Mesa Swarm is a Mirage-era deck that leans heavily on Homelands for its theme; later tweaks introduced a pair of Freewind Falcons from Visions and a pair of Darkrider Falcons from Weatherlight as well. Sixteen of the 20 lands are core Plains; the other four are specialty lands (two core, two Alliances) that contribute to the mana-restriction sub-strategy. A little under half of the non-land cards are core (17 of 40); of the rest, eight are Homelands, six are Mirage, three are Legends, two are Alliances, two are Visions and two are from Weatherlight.
The theme runs fairly deep; half (10 of 20) of the creature cards are Falcons or other theme-related creatures. Of the non-theme creatures, four are large flyers that do not have to tap to attack (further cementing air superiority) and six are small, fast creatures: two flying medium walls, two 1/1s that allow off-turn land manipulation, and two Tundra Wolves. The average casting cost for creatures is 2.5 mana; for Falcons it is 2 mana. Fourteen of the 20 creatures are flyers.
Eight of the 20 non-creature spells are for creature promotion; six of these promote all of the creatures this deck has in play by +1/+1; stacking these is devastating. Eight of the remaining spells are related to the mana-restriction sub-strategy. Of the remaining four spells, two are protection-from-color and two are Disenchants. The Disenchants are included primarily for removal of Winter Orbs that have become problematic, although they obviously come in handy on plenty of other occasions.
This is an old, well-played deck that was pretty much cemented into final form with the addition of the four modern Falcons. It is probably my most successful deck due to how well the promotable-flying-horde and mana-restriction strategies interlock. Most of the time, however, the mana-restriction is not even necessary; this is typically a mid-game strategy and the fact is that quickly fielding a horde of flyers and group-promoting them a few times is generally enough to win early on. If that does not work, however, the deck’s ability to field truly monstrous creatures and then choke off an opponent’s mana supply usually proves devastating for games that go on longer than usual.
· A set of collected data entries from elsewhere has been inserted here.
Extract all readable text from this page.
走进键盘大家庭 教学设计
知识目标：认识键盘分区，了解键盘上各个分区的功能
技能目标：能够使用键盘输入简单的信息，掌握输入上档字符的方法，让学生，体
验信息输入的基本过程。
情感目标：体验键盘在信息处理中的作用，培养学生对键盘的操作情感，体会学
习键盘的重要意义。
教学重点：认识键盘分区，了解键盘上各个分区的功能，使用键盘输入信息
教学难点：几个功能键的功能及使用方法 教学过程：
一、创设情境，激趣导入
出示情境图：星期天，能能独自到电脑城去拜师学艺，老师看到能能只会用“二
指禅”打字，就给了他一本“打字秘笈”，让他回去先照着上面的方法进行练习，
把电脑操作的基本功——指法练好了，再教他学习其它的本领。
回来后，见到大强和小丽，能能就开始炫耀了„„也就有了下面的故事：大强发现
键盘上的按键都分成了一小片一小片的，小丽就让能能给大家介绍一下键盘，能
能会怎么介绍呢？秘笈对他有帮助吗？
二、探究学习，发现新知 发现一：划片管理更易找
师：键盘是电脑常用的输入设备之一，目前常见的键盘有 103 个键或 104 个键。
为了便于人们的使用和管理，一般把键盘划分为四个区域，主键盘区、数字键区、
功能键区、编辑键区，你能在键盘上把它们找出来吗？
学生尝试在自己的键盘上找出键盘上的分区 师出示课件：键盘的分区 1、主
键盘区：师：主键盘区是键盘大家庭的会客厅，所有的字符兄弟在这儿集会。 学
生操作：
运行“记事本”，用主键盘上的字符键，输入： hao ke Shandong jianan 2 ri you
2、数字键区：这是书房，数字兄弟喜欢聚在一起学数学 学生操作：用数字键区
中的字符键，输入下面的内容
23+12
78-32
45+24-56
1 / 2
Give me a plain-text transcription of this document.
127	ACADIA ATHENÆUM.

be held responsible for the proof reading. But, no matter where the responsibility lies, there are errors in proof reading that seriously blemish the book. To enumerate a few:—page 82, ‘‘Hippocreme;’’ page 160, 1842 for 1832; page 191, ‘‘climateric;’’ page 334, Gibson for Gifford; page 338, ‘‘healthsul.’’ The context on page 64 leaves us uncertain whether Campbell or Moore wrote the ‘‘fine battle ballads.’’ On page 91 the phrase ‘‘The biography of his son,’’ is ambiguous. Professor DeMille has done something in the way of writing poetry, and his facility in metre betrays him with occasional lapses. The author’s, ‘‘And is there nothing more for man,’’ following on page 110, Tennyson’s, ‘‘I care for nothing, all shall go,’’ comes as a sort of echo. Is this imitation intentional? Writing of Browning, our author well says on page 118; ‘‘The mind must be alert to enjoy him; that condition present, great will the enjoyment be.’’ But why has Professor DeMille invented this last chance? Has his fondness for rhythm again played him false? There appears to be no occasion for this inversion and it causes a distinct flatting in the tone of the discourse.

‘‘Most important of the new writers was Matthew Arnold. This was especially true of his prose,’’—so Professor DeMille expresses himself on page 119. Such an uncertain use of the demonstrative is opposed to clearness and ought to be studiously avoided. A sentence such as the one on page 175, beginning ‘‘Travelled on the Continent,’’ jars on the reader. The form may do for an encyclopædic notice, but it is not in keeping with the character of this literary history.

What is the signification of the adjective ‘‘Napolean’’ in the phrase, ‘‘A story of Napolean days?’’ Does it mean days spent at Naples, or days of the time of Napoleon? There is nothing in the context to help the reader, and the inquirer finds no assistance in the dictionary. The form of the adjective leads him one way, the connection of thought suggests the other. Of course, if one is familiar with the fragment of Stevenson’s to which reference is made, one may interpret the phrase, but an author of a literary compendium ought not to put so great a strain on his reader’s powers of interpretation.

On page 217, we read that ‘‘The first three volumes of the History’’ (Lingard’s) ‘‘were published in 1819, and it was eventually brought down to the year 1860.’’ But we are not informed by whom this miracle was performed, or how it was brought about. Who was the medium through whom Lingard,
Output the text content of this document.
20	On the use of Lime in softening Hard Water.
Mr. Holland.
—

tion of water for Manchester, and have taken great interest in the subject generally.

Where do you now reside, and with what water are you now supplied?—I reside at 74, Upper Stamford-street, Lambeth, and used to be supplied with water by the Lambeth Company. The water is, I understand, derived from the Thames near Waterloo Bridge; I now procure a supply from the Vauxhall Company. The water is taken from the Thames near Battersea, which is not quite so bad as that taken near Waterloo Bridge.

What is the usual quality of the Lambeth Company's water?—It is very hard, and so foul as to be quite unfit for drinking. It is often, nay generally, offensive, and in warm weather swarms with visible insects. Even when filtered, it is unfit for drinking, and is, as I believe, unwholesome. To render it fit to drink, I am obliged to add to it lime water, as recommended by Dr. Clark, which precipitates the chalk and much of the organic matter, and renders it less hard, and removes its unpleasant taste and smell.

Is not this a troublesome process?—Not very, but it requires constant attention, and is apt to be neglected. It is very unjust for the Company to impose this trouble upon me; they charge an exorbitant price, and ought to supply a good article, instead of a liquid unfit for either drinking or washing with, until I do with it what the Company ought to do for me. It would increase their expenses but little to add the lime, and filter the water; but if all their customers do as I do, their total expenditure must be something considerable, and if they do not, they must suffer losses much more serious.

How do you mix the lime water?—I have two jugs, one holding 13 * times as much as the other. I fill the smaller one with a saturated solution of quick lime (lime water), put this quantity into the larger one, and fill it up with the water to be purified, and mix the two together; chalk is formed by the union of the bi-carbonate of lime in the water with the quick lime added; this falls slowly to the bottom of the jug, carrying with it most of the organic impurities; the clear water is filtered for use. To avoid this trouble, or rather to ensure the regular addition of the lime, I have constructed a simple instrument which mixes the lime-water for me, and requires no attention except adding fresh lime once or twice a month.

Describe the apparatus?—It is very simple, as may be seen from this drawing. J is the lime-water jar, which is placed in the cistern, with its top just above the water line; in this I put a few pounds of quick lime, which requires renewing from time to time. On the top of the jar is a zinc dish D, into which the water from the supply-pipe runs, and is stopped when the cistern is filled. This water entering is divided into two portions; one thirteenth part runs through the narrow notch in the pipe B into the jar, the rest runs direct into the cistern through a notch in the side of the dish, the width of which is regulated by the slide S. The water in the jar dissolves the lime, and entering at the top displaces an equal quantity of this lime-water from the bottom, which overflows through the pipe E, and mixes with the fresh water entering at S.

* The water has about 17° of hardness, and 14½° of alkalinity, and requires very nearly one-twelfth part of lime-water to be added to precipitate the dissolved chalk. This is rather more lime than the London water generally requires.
Mesa Swarm has the same primary weakness as any mono-color deck: decks that are built specifically to attack the color on which the deck is based. Monocolor decks also tend to be less flexible than multi-color decks because of the color-based specialization that is built into the game, but this deck has everything it needs to execute a multi-pronged strategy, so does not suffer this pitfall so much. This deck is also somewhat vulnerable to faster horde decks that are based on one-mana creatures, but unless the enemy deck also has a deep ability to mass-promote creatures, any brief advantage it gains is not likely to translate into a win.